Sending authors on book tours? Yawn. Throwing authors into a steel cage for a straight-up Raw is War-style rumble royale? To quote the late Randy Macho Man Savage, "OOOOH YEAH!" So who should get in the ring?
1. Joyce v. Woolf
First up, the man with a pirate’s eye-patch, and the woman who reduced him to “a queasy undergraduate scratching his pimples.” Let's remember their handicaps: Joyce depended on his wife to help transcribe Finnegans Wake, while Woolf alternately adored and detested her husband. Neither of them was known for being particularly strong, but they both won their fair share of quarrels. In spite of Woolf’s brilliance and formidability, I think Joyce’s familial reliance on liquid courage would be a deciding factor; there’s no way stream-of-consciousness could ward off a drunken uppercut.
2. Austen v. Brontë
The viral video Jane Austen's Fight Club has already hinted at what this fracas would look like. But who wins? There’s no question Charlotte Brontë knew how to inject testosterone into her books: she published under the masculine pseudonym Currer Bell. But she only wrote four novels compared to Stone Cold Jane Austen’s six. All the same, Charlotte wrote about a woman who struggled to gain authority and power despite the men in her life, while Austen’s women are more content to offer scathing commentary about their neighbors. It's close, but my money’s on Charlotte for putting the "brawn" in "Brawn-të."
3. Sontag v. Didion
Instead of a hermeneutics, we need an erotics of writerly takedowns. This is a purely theoretical fistfight, though, since Ms. Sontag has passed away, and Ms. Didion (generously described by Tom Brokaw as “physically frail”) has insisted that working at a typewriter is “the only aggressive act I have, it’s the only way I can be aggressive.” I’m seeing this as a David-and-Goliath thing; I’m sure a typewriter isn’t the only thing Joan Didion could wrap her hands around.
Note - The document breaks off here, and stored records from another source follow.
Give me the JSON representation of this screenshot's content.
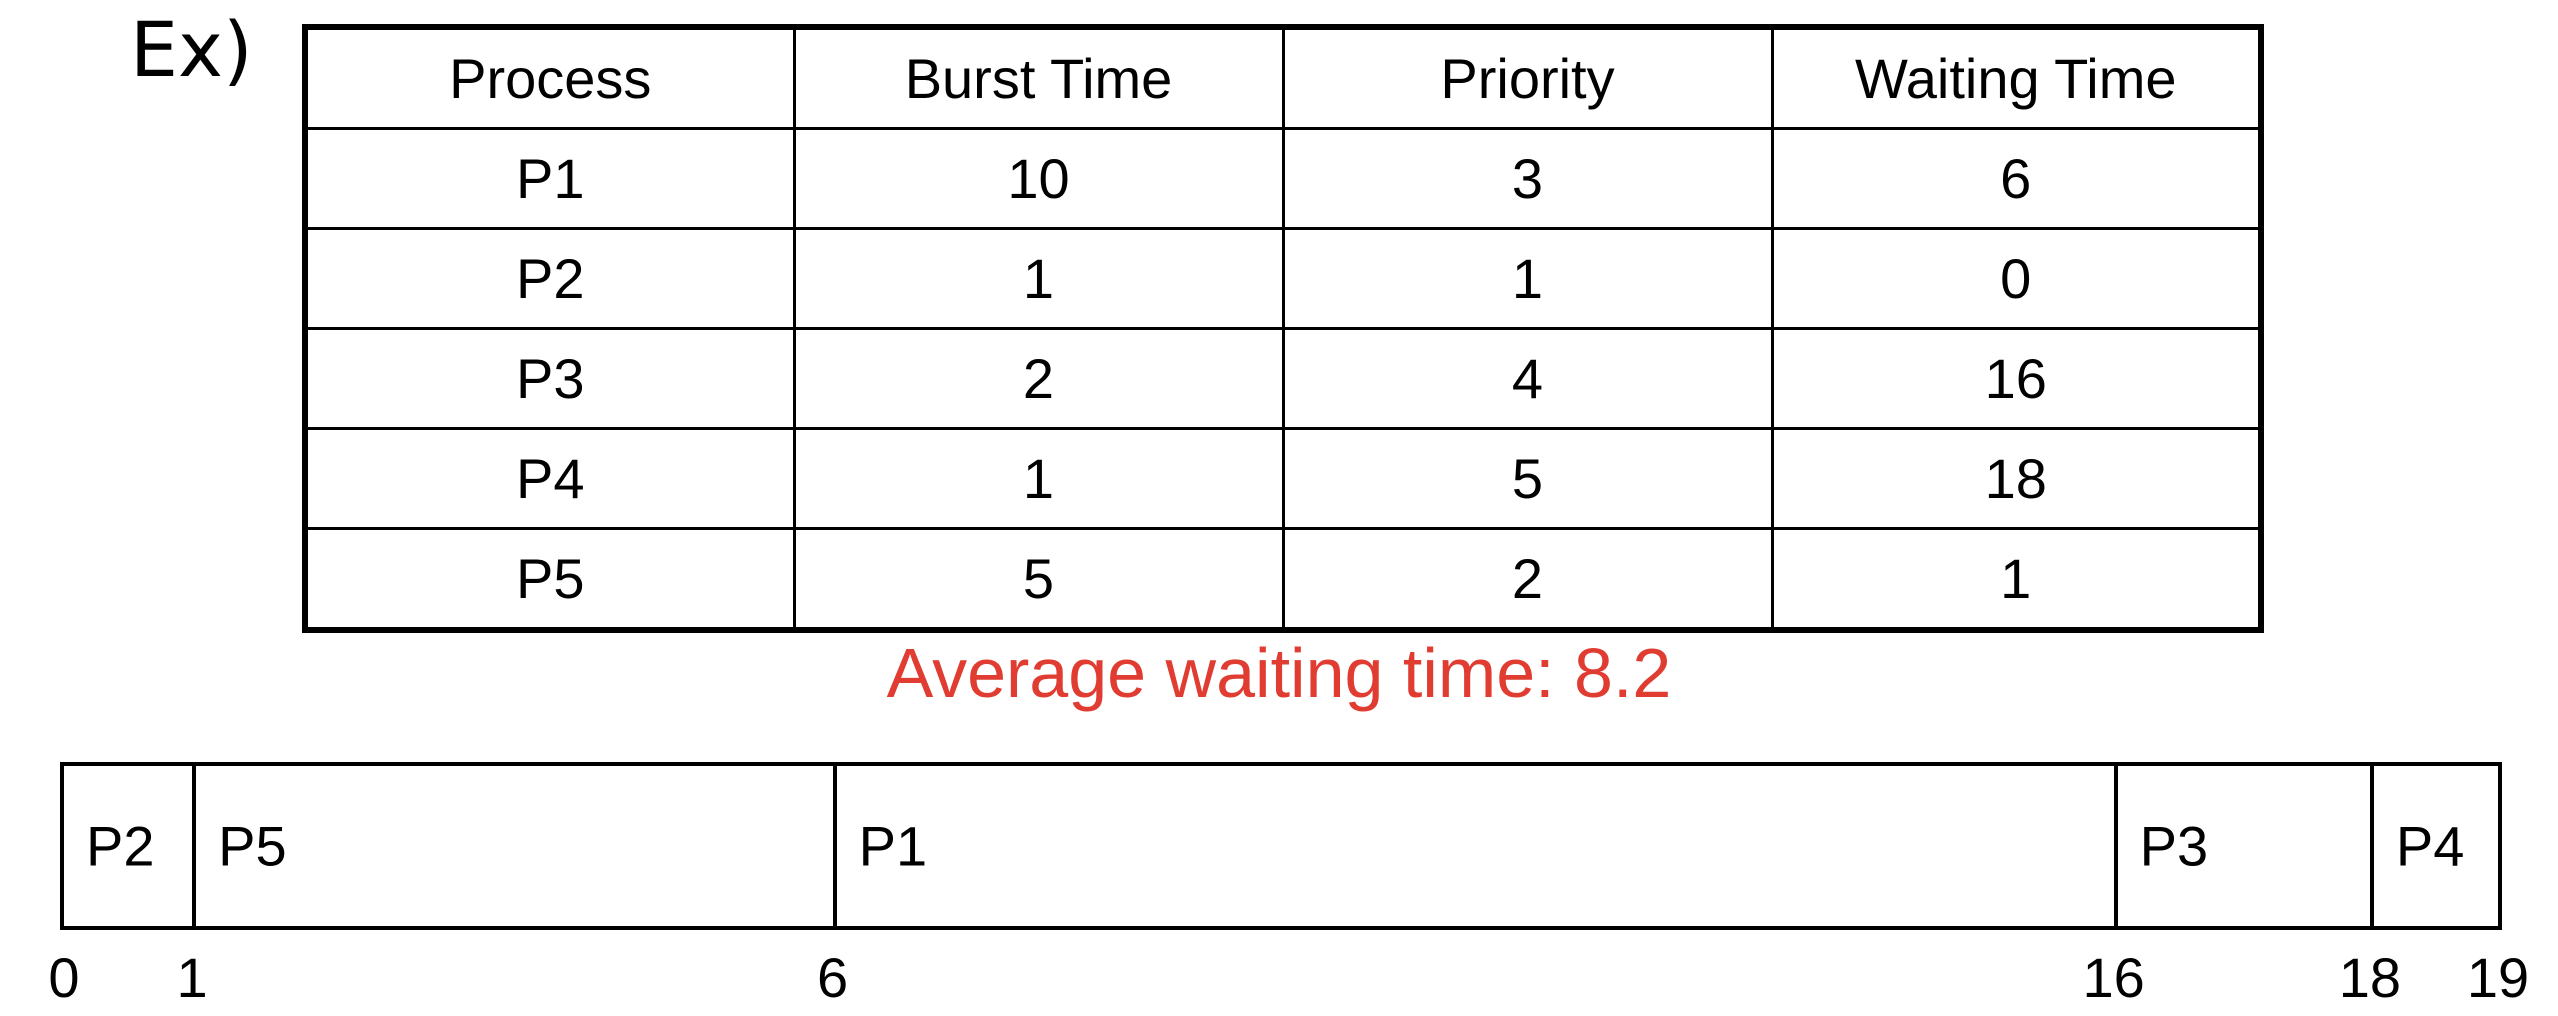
{
  "example_label": "Ex)",
  "table": {
    "headers": [
      "Process",
      "Burst Time",
      "Priority",
      "Waiting Time"
    ],
    "rows": [
      [
        "P1",
        "10",
        "3",
        "6"
      ],
      [
        "P2",
        "1",
        "1",
        "0"
      ],
      [
        "P3",
        "2",
        "4",
        "16"
      ],
      [
        "P4",
        "1",
        "5",
        "18"
      ],
      [
        "P5",
        "5",
        "2",
        "1"
      ]
    ]
  },
  "average": {
    "label": "Average waiting time:",
    "value": "8.2",
    "color": "#e03c31"
  },
  "gantt": {
    "total_time": 19,
    "segments": [
      {
        "process": "P2",
        "start": 0,
        "end": 1
      },
      {
        "process": "P5",
        "start": 1,
        "end": 6
      },
      {
        "process": "P1",
        "start": 6,
        "end": 16
      },
      {
        "process": "P3",
        "start": 16,
        "end": 18
      },
      {
        "process": "P4",
        "start": 18,
        "end": 19
      }
    ],
    "ticks": [
      0,
      1,
      6,
      16,
      18,
      19
    ]
  }
}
I’d bet my collection of signed first editions that Didion would give Sontag a year of magical PAIN!
4. Franzen v. Foer
I don’t usually think of hipster types as being well-suited to the steel cage, but I could picture these two Jonathans facing off. The giant glasses take onthe slim glasses. One writes panoramic bestsellers chronicling America; the other pokes and prods at his words for literary and visual effect. They’ve both been criticized for being overly sentimental, even in stories about typefaces. I think Franzen would be in better shape to fight, but they’d probably just sit, look at each other, and breathe world-weary sighs at an audience that would rather pay to see them manhandle each other than create vivid, complex characters mirroring our lives. I predict a mutual forfeit and at least one thrown cup of pinot grigio.
5. Tolstoy v. Dostoyevsky
Ladbrokes would go insane with this one. The Millions has already asked eight experts to weigh in. The two authors boast doorstops—The Brothers Karamazov, War and Peace—that blew away any other competition. The strange thing is, despite living at the same time, they were only in the same building once, and Dostoyevsky regretted that they never met. So who would win? From the pictures, neither of them seems to have been a hale and hearty fellow, although Tolstoy's military career might give him a slight leg up. Both have impressive beards. I could see them deciding to form a tag team, or perhaps signing up with the underrated Bolsheviks.